TaraJune 15, 2021 at 11:19 pm #42783Tracey Gaslin
MemberTara:
Thanks for sharing your challenges. We all learn through our shared experiences. I want you to know that if a camp director is trying to “call you out” for asking questions, seeking guidance, or wanting policies, this may not be a good camp for you (or others). A good camp director is eager to partner with the healthcare staff and find the support and documentation needed to create a successful and safe camp experience.

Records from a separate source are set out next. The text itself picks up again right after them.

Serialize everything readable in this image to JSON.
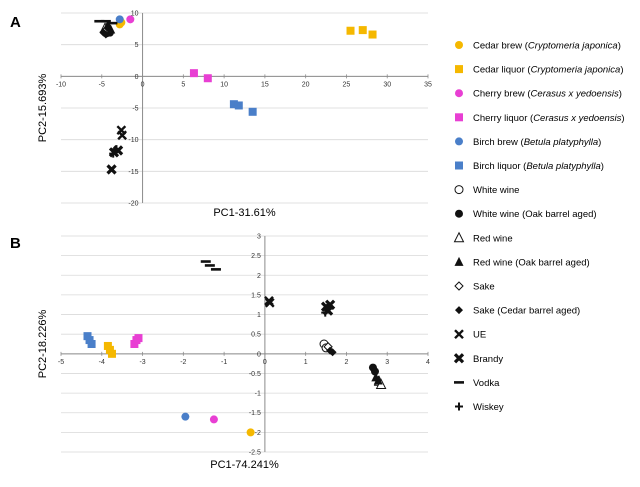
{
  "panels": {
    "a_label": "A",
    "b_label": "B"
  },
  "colors": {
    "cedar": "#f5b800",
    "cherry": "#e83fd3",
    "birch": "#4a7fc9",
    "black": "#111111",
    "grid": "#d9d9d9",
    "axis": "#8c8c8c"
  },
  "legend": [
    {
      "marker": "circle",
      "color": "cedar",
      "prefix": "Cedar brew (",
      "italic": "Cryptomeria japonica",
      "suffix": ")"
    },
    {
      "marker": "square",
      "color": "cedar",
      "prefix": "Cedar liquor (",
      "italic": "Cryptomeria japonica",
      "suffix": ")"
    },
    {
      "marker": "circle",
      "color": "cherry",
      "prefix": "Cherry brew (",
      "italic": "Cerasus x yedoensis",
      "suffix": ")"
    },
    {
      "marker": "square",
      "color": "cherry",
      "prefix": "Cherry liquor (",
      "italic": "Cerasus x yedoensis",
      "suffix": ")"
    },
    {
      "marker": "circle",
      "color": "birch",
      "prefix": "Birch brew (",
      "italic": "Betula platyphylla",
      "suffix": ")"
    },
    {
      "marker": "square",
      "color": "birch",
      "prefix": "Birch liquor (",
      "italic": "Betula platyphylla",
      "suffix": ")"
    },
    {
      "marker": "open-circle",
      "color": "black",
      "prefix": "White wine",
      "italic": "",
      "suffix": ""
    },
    {
      "marker": "circle",
      "color": "black",
      "prefix": "White wine (Oak barrel aged)",
      "italic": "",
      "suffix": ""
    },
    {
      "marker": "open-triangle",
      "color": "black",
      "prefix": "Red wine",
      "italic": "",
      "suffix": ""
    },
    {
      "marker": "triangle",
      "color": "black",
      "prefix": "Red wine (Oak barrel aged)",
      "italic": "",
      "suffix": ""
    },
    {
      "marker": "open-diamond",
      "color": "black",
      "prefix": "Sake",
      "italic": "",
      "suffix": ""
    },
    {
      "marker": "diamond",
      "color": "black",
      "prefix": "Sake (Cedar barrel aged)",
      "italic": "",
      "suffix": ""
    },
    {
      "marker": "x",
      "color": "black",
      "prefix": "UE",
      "italic": "",
      "suffix": ""
    },
    {
      "marker": "bigx",
      "color": "black",
      "prefix": "Brandy",
      "italic": "",
      "suffix": ""
    },
    {
      "marker": "dash",
      "color": "black",
      "prefix": "Vodka",
      "italic": "",
      "suffix": ""
    },
    {
      "marker": "plus",
      "color": "black",
      "prefix": "Wiskey",
      "italic": "",
      "suffix": ""
    }
  ],
  "chart_data": [
    {
      "panel": "A",
      "type": "scatter",
      "xlabel": "PC1-31.61%",
      "ylabel": "PC2-15.693%",
      "xlim": [
        -10,
        35
      ],
      "ylim": [
        -20,
        10
      ],
      "xticks": [
        -10,
        -5,
        0,
        5,
        10,
        15,
        20,
        25,
        30,
        35
      ],
      "yticks": [
        10,
        5,
        0,
        -5,
        -10,
        -15,
        -20
      ],
      "grid": true,
      "series": [
        {
          "name": "Cedar brew",
          "marker": "circle",
          "color": "cedar",
          "points": [
            [
              -2.8,
              8.2
            ],
            [
              -2.6,
              8.5
            ]
          ]
        },
        {
          "name": "Cedar liquor",
          "marker": "square",
          "color": "cedar",
          "points": [
            [
              25.5,
              7.2
            ],
            [
              27.0,
              7.3
            ],
            [
              28.2,
              6.6
            ]
          ]
        },
        {
          "name": "Cherry brew",
          "marker": "circle",
          "color": "cherry",
          "points": [
            [
              -1.5,
              9.0
            ]
          ]
        },
        {
          "name": "Cherry liquor",
          "marker": "square",
          "color": "cherry",
          "points": [
            [
              6.3,
              0.5
            ],
            [
              8.0,
              -0.3
            ]
          ]
        },
        {
          "name": "Birch brew",
          "marker": "circle",
          "color": "birch",
          "points": [
            [
              -2.8,
              9.0
            ]
          ]
        },
        {
          "name": "Birch liquor",
          "marker": "square",
          "color": "birch",
          "points": [
            [
              11.2,
              -4.4
            ],
            [
              11.8,
              -4.6
            ],
            [
              13.5,
              -5.6
            ]
          ]
        },
        {
          "name": "White wine",
          "marker": "open-circle",
          "color": "black",
          "points": [
            [
              -4.5,
              7.2
            ],
            [
              -4.2,
              7.0
            ]
          ]
        },
        {
          "name": "White wine (Oak barrel aged)",
          "marker": "circle",
          "color": "black",
          "points": [
            [
              -4.4,
              6.8
            ],
            [
              -4.0,
              6.9
            ]
          ]
        },
        {
          "name": "Red wine",
          "marker": "open-triangle",
          "color": "black",
          "points": [
            [
              -4.6,
              7.6
            ]
          ]
        },
        {
          "name": "Red wine (Oak barrel aged)",
          "marker": "triangle",
          "color": "black",
          "points": [
            [
              -4.3,
              8.0
            ],
            [
              -4.1,
              7.7
            ],
            [
              -3.9,
              7.4
            ]
          ]
        },
        {
          "name": "Sake",
          "marker": "open-diamond",
          "color": "black",
          "points": [
            [
              -4.7,
              7.0
            ]
          ]
        },
        {
          "name": "Sake (Cedar barrel aged)",
          "marker": "diamond",
          "color": "black",
          "points": [
            [
              -4.8,
              6.9
            ],
            [
              -4.5,
              6.6
            ]
          ]
        },
        {
          "name": "UE",
          "marker": "x",
          "color": "black",
          "points": [
            [
              -2.6,
              -8.5
            ],
            [
              -2.5,
              -9.3
            ]
          ]
        },
        {
          "name": "Brandy",
          "marker": "bigx",
          "color": "black",
          "points": [
            [
              -3.5,
              -12.0
            ],
            [
              -3.0,
              -11.7
            ],
            [
              -3.8,
              -14.7
            ]
          ]
        },
        {
          "name": "Vodka",
          "marker": "dash",
          "color": "black",
          "points": [
            [
              -5.3,
              8.7
            ],
            [
              -4.5,
              8.7
            ],
            [
              -3.7,
              8.4
            ]
          ]
        },
        {
          "name": "Wiskey",
          "marker": "plus",
          "color": "black",
          "points": [
            [
              -3.2,
              -11.5
            ],
            [
              -3.6,
              -12.2
            ]
          ]
        }
      ]
    },
    {
      "panel": "B",
      "type": "scatter",
      "xlabel": "PC1-74.241%",
      "ylabel": "PC2-18.226%",
      "xlim": [
        -5,
        4
      ],
      "ylim": [
        -2.5,
        3
      ],
      "xticks": [
        -5,
        -4,
        -3,
        -2,
        -1,
        0,
        1,
        2,
        3,
        4
      ],
      "yticks": [
        3,
        2.5,
        2,
        1.5,
        1,
        0.5,
        0,
        -0.5,
        -1,
        -1.5,
        -2,
        -2.5
      ],
      "grid": true,
      "series": [
        {
          "name": "Cedar brew",
          "marker": "circle",
          "color": "cedar",
          "points": [
            [
              -0.35,
              -2.0
            ]
          ]
        },
        {
          "name": "Cedar liquor",
          "marker": "square",
          "color": "cedar",
          "points": [
            [
              -3.85,
              0.2
            ],
            [
              -3.8,
              0.1
            ],
            [
              -3.75,
              0.0
            ]
          ]
        },
        {
          "name": "Cherry brew",
          "marker": "circle",
          "color": "cherry",
          "points": [
            [
              -1.25,
              -1.67
            ]
          ]
        },
        {
          "name": "Cherry liquor",
          "marker": "square",
          "color": "cherry",
          "points": [
            [
              -3.2,
              0.25
            ],
            [
              -3.15,
              0.35
            ],
            [
              -3.1,
              0.4
            ]
          ]
        },
        {
          "name": "Birch brew",
          "marker": "circle",
          "color": "birch",
          "points": [
            [
              -1.95,
              -1.6
            ]
          ]
        },
        {
          "name": "Birch liquor",
          "marker": "square",
          "color": "birch",
          "points": [
            [
              -4.35,
              0.45
            ],
            [
              -4.3,
              0.35
            ],
            [
              -4.25,
              0.25
            ]
          ]
        },
        {
          "name": "White wine",
          "marker": "open-circle",
          "color": "black",
          "points": [
            [
              1.45,
              0.25
            ],
            [
              1.5,
              0.15
            ]
          ]
        },
        {
          "name": "White wine (Oak barrel aged)",
          "marker": "circle",
          "color": "black",
          "points": [
            [
              2.65,
              -0.35
            ],
            [
              2.7,
              -0.45
            ]
          ]
        },
        {
          "name": "Red wine",
          "marker": "open-triangle",
          "color": "black",
          "points": [
            [
              2.8,
              -0.7
            ],
            [
              2.85,
              -0.78
            ]
          ]
        },
        {
          "name": "Red wine (Oak barrel aged)",
          "marker": "triangle",
          "color": "black",
          "points": [
            [
              2.72,
              -0.6
            ],
            [
              2.78,
              -0.68
            ]
          ]
        },
        {
          "name": "Sake",
          "marker": "open-diamond",
          "color": "black",
          "points": [
            [
              1.55,
              0.18
            ]
          ]
        },
        {
          "name": "Sake (Cedar barrel aged)",
          "marker": "diamond",
          "color": "black",
          "points": [
            [
              1.6,
              0.08
            ],
            [
              1.66,
              0.04
            ]
          ]
        },
        {
          "name": "UE",
          "marker": "x",
          "color": "black",
          "points": [
            [
              0.1,
              1.35
            ],
            [
              0.12,
              1.3
            ]
          ]
        },
        {
          "name": "Brandy",
          "marker": "bigx",
          "color": "black",
          "points": [
            [
              1.5,
              1.2
            ],
            [
              1.55,
              1.1
            ],
            [
              1.6,
              1.25
            ]
          ]
        },
        {
          "name": "Vodka",
          "marker": "dash",
          "color": "black",
          "points": [
            [
              -1.45,
              2.35
            ],
            [
              -1.35,
              2.25
            ],
            [
              -1.2,
              2.15
            ]
          ]
        },
        {
          "name": "Wiskey",
          "marker": "plus",
          "color": "black",
          "points": [
            [
              1.48,
              1.05
            ],
            [
              1.58,
              1.15
            ]
          ]
        }
      ]
    }
  ]
}
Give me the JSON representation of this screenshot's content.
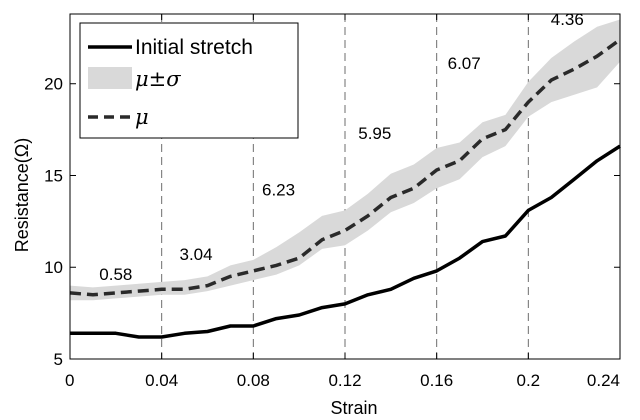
{
  "chart_data": {
    "type": "line",
    "xlabel": "Strain",
    "ylabel": "Resistance(Ω)",
    "xlim": [
      0,
      0.24
    ],
    "ylim": [
      5,
      23.8
    ],
    "xticks": [
      0,
      0.04,
      0.08,
      0.12,
      0.16,
      0.2,
      0.24
    ],
    "xtick_labels": [
      "0",
      "0.04",
      "0.08",
      "0.12",
      "0.16",
      "0.2",
      "0.24"
    ],
    "yticks": [
      5,
      10,
      15,
      20
    ],
    "ytick_labels": [
      "5",
      "10",
      "15",
      "20"
    ],
    "grid": "dashed vertical lines at x = 0.04, 0.08, 0.12, 0.16, 0.2",
    "legend_position": "top-left",
    "x": [
      0,
      0.01,
      0.02,
      0.03,
      0.04,
      0.05,
      0.06,
      0.07,
      0.08,
      0.09,
      0.1,
      0.11,
      0.12,
      0.13,
      0.14,
      0.15,
      0.16,
      0.17,
      0.18,
      0.19,
      0.2,
      0.21,
      0.22,
      0.23,
      0.24
    ],
    "series": [
      {
        "name": "Initial stretch",
        "style": "solid",
        "color": "#000000",
        "values": [
          6.4,
          6.4,
          6.4,
          6.2,
          6.2,
          6.4,
          6.5,
          6.8,
          6.8,
          7.2,
          7.4,
          7.8,
          8.0,
          8.5,
          8.8,
          9.4,
          9.8,
          10.5,
          11.4,
          11.7,
          13.1,
          13.8,
          14.8,
          15.8,
          16.6
        ]
      },
      {
        "name": "μ",
        "style": "dashed",
        "color": "#2a2a2a",
        "values": [
          8.6,
          8.5,
          8.6,
          8.7,
          8.8,
          8.8,
          9.0,
          9.5,
          9.8,
          10.1,
          10.5,
          11.5,
          12.0,
          12.8,
          13.8,
          14.3,
          15.3,
          15.8,
          17.0,
          17.5,
          19.0,
          20.2,
          20.8,
          21.5,
          22.4
        ]
      },
      {
        "name": "μ±σ",
        "style": "band",
        "color": "#d9d9d9",
        "lower": [
          8.2,
          8.2,
          8.3,
          8.4,
          8.5,
          8.5,
          8.7,
          9.0,
          9.3,
          9.6,
          10.1,
          11.0,
          11.2,
          12.0,
          13.0,
          13.5,
          14.3,
          14.8,
          16.0,
          16.6,
          18.2,
          19.0,
          19.4,
          19.8,
          21.2
        ],
        "upper": [
          9.0,
          8.9,
          9.0,
          9.1,
          9.2,
          9.3,
          9.5,
          10.1,
          10.4,
          11.1,
          11.9,
          12.8,
          13.1,
          14.0,
          15.1,
          15.6,
          16.5,
          16.8,
          17.9,
          18.3,
          20.1,
          21.4,
          22.3,
          23.1,
          23.5
        ]
      }
    ],
    "annotations": [
      {
        "text": "0.58",
        "x": 0.02,
        "y": 9.3
      },
      {
        "text": "3.04",
        "x": 0.055,
        "y": 10.4
      },
      {
        "text": "6.23",
        "x": 0.091,
        "y": 13.9
      },
      {
        "text": "5.95",
        "x": 0.133,
        "y": 17.0
      },
      {
        "text": "6.07",
        "x": 0.172,
        "y": 20.8
      },
      {
        "text": "4.36",
        "x": 0.217,
        "y": 23.2
      }
    ]
  }
}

Never be afraid to ask questions or seek clarification. You are ultimately responsible for the care of individuals on the camp and you need to feel ready for the task.
I would still encourage you to look for a prescriber to provide oversight at camp. It is hugely helpful to have someone to review medical protocols, standing orders, and treatment options. It can be physician, but could also be a nurse practitioner. Look at your state regulations.
Every camp should have benadryl and epinephrine onsite. These are basic emergency safety measures. Finding a way to do this is important. If your state allows for stock epinephrine, then a prescriber can write for an epinephrine autoinjector for you to have available for emergencies. Keep investigating, learning and growing. You will appreciate the effort later.